Denn obwohl das Grundeinkommen meines Erachtens selbst den Zweck hat, die Existenz-Angst zu reduzieren, löst die Diskussion darum auch eine Menge Ängste aus. Und auch die sollten beachtet werden.

 

3 Kommentare

  1. Das sogenannte „bedingungslose Grundeinkommen“, dient doch nicht wirklich den Bedürftigen, auch wenn es auf den ersten Blick den Eindruck erweckt. Vielmehr müsste doch das Schlagwort derer lau-ten, die das fordern: „Staatlich garantiertes Zusatzeinkommen für alle!“ Wer wollte neben seinem laufenden Einkommen ein „staatliches Zubrot“, noch dazu mühelos und ohne Verpflichtung, ableh-nen? – Den möchte ich wirklich mal sehen! Sollte es daher nicht genannt werden, wozu es dienen soll:
    z. B. bedingungsloses Grundeinkommen für die, deren Existenzsicherung trotz Vollzeitbeschäftigung nicht gewährleistet ist? Oder will man lediglich eine Aufstockung für Hartz-IV/SGB II-Empfänger sicherstellen, die zwar arbeitsfähig sind, aber keiner regelmäßigen Beschäftigung nachgehen wollen oder können.
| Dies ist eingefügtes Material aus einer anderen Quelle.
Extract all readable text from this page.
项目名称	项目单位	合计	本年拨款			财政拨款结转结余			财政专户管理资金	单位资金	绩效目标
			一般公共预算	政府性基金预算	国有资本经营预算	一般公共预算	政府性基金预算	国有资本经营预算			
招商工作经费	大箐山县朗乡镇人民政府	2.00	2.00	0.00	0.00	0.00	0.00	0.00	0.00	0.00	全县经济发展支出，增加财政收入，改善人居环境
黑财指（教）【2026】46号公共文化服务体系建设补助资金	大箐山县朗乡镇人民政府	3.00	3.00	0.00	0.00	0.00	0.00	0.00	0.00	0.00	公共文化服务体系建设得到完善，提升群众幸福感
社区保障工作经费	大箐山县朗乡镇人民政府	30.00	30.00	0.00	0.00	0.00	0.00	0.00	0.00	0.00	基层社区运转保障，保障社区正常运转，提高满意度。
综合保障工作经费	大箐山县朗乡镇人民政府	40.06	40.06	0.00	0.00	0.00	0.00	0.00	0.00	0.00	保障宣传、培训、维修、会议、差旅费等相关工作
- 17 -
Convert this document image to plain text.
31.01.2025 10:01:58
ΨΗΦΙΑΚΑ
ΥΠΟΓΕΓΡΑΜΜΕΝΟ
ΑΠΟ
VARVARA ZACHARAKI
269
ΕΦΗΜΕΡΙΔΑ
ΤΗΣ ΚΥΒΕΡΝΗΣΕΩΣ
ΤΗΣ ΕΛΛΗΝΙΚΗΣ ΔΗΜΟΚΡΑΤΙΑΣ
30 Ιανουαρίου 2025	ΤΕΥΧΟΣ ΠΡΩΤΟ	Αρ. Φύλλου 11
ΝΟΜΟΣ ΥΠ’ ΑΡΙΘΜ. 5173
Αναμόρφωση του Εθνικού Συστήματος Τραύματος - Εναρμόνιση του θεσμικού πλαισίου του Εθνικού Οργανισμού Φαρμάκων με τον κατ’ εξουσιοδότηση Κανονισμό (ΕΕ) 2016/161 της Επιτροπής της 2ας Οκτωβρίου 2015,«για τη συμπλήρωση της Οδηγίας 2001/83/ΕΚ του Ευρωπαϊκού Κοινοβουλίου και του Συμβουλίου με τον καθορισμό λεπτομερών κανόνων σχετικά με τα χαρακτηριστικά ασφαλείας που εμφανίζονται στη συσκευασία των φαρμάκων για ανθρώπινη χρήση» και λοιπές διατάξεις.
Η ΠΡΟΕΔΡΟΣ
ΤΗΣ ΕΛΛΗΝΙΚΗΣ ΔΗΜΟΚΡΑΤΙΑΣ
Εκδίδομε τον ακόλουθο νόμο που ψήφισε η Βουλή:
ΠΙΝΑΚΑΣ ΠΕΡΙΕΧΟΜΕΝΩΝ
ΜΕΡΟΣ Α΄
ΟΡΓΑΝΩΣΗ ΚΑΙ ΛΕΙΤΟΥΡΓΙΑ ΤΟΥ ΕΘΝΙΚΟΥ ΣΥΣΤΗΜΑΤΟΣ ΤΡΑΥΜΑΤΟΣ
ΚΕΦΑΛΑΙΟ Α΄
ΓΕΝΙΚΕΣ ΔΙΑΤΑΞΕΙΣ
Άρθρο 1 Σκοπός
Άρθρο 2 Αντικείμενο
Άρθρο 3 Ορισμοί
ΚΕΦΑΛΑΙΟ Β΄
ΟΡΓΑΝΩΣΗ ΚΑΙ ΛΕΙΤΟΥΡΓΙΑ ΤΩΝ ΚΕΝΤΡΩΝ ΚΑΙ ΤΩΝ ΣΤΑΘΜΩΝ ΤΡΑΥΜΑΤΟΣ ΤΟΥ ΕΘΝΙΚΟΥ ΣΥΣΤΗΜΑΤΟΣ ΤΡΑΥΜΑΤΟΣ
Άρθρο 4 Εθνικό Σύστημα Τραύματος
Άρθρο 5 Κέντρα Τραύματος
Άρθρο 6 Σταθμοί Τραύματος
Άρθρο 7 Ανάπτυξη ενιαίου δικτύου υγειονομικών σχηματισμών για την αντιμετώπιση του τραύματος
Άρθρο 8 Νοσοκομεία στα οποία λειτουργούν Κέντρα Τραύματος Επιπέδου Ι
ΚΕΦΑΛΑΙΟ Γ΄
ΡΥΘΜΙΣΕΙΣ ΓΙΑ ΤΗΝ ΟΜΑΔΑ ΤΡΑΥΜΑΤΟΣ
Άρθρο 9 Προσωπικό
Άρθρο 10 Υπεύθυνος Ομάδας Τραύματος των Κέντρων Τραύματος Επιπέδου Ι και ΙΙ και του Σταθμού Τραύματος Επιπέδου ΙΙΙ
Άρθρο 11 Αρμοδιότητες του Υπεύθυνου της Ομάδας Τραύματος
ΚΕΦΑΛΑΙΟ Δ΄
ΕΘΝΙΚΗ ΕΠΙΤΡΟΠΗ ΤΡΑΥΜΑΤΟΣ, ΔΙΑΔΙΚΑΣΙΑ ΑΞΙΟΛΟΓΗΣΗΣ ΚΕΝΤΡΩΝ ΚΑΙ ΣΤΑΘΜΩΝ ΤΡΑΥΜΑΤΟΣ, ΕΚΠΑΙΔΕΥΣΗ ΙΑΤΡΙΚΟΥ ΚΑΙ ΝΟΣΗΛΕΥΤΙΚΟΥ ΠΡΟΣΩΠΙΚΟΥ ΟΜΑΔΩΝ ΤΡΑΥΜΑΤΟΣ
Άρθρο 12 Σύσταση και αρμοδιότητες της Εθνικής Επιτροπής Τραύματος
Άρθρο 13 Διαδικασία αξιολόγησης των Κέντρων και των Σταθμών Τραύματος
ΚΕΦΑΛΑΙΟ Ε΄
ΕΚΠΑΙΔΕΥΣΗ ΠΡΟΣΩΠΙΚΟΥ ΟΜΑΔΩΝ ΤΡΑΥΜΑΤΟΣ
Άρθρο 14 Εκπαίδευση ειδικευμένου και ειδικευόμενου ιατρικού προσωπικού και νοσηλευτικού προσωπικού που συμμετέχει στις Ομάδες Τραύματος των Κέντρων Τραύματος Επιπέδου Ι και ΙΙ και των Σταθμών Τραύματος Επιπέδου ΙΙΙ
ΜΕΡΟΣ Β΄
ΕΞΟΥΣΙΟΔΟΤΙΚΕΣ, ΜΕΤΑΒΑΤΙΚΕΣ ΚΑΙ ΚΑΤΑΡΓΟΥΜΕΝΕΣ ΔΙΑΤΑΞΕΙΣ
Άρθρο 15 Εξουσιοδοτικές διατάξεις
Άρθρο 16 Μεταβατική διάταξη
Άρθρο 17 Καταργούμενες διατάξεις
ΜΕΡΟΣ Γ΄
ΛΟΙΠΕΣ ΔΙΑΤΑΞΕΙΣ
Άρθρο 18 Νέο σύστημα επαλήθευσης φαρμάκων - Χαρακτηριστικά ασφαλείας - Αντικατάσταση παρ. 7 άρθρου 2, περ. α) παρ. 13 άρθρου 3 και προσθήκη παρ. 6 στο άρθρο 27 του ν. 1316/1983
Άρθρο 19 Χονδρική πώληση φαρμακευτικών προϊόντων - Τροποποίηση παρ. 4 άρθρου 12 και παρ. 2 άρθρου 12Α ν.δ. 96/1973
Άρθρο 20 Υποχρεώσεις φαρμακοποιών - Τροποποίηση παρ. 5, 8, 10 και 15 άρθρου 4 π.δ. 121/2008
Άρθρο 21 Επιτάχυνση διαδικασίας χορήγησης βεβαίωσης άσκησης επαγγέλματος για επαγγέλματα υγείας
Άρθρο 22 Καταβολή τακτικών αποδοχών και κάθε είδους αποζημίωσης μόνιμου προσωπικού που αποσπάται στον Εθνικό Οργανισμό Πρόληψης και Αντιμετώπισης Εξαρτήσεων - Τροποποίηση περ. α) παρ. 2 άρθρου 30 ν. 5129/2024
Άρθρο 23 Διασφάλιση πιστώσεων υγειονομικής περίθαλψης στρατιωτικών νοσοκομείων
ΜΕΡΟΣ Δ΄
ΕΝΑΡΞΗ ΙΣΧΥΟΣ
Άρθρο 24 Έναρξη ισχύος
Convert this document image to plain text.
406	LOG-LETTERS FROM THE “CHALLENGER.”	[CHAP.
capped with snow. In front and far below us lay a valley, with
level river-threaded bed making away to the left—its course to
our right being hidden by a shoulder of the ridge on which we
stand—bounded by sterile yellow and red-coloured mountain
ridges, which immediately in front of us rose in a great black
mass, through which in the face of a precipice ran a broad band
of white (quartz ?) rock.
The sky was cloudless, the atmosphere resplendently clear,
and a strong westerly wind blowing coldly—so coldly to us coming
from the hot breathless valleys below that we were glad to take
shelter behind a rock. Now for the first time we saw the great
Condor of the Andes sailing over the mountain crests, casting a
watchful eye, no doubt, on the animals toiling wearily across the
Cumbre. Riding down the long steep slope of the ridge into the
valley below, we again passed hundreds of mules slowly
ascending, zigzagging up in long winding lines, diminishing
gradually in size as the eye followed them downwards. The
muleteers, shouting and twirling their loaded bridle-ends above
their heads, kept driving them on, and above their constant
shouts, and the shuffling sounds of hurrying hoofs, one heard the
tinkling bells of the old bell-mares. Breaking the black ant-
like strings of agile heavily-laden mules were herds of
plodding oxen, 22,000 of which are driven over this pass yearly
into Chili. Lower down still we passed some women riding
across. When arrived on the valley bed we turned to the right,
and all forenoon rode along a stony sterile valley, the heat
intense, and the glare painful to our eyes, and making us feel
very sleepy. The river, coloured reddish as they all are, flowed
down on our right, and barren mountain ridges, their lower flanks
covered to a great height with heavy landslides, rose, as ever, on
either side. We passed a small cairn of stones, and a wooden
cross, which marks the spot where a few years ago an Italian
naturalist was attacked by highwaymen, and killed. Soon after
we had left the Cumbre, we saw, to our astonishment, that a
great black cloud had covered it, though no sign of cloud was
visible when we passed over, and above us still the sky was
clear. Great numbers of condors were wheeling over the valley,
Denkt doch auch mal über die volkswirtschaftlichen Konsequenzen der Forderung „bedingungsloses Grundeinkommen“ nach, in welchem Umfang das eine Gesellschaft trifft, deren Arbeitnehmer ohne hin mit Mehrfachsteuern, Abgaben, Sozialversicherungsbeiträgen belastet sind, und dann auch noch für eine Zusatzeinkommen belastet werden sollen? Ich denke eher, dass den wirklichen Bedürftigen durch eine Senkung der Steuern und Einschränkung sozialer Leistungen mehr geholfen werden könnte, als es eine weitere Aufblähung des Sozialetats eines Staates verantworten könnte. Dass sich hier Abgründe für manche Klientel auftun, in die sie stürzen bzw. in denen sie sich ohnehin befinden, ist klar. Es gab aber auch einmal Zeiten in Deutschland und Europa, da mussten sich die Menschen auch ohne soziales Netz behelfen und haben es geschafft, wieder auf die Beine zu kommen. Eine größere Bereitschaft der Bevölkerung zum Teilen wäre zudem auch ein Weg, um soziale Härten abzumildern und um den sozialen Zusammenhalt zu stärken. Es gebricht in dieser Gesellschaft an Vielem, was sich aber durch Eigeninitiative und Selbstlosigkeit z. Teil auch ausgleichen ließe. Daher halte ich die Forderung, alleine vom Staat eine Leistung ohne Gegenleistung zu beanspruchen, etwas anmaßend, gerade wenn es an der nötigen praktisch gelebten Solidarität mangelt. Man möchte immer eine Lösung, möglichst rasch und wirkungsvoll und auch noch per Gesetz herbeiführen(aber von wem oder durch wen sollte umgesetzt und kontrolliert werden?) Und wer kann das leisten? Aber die Dinge, die uns wirklich weiterhelfen können, fordern von uns Aufrichtigkeit, Kraft, viel Geduld, Ausdauer und Mut, selbst sein Leben in die Hand zu nehmen, solange es uns selbst möglich ist. Das gültige Prinzip der Subsidiarät, Hilfe zur Selbsthilfe, muss man deswegen nicht aushebeln, dafür steht das in fast 70 Jahren geschaffene soziale Netz in Deutschland, das aber nicht Schritt halten muss mit unseren sozialen Ansprüchen. Die sollten im Zweifel eher beschnitten und zurückgefahren werden.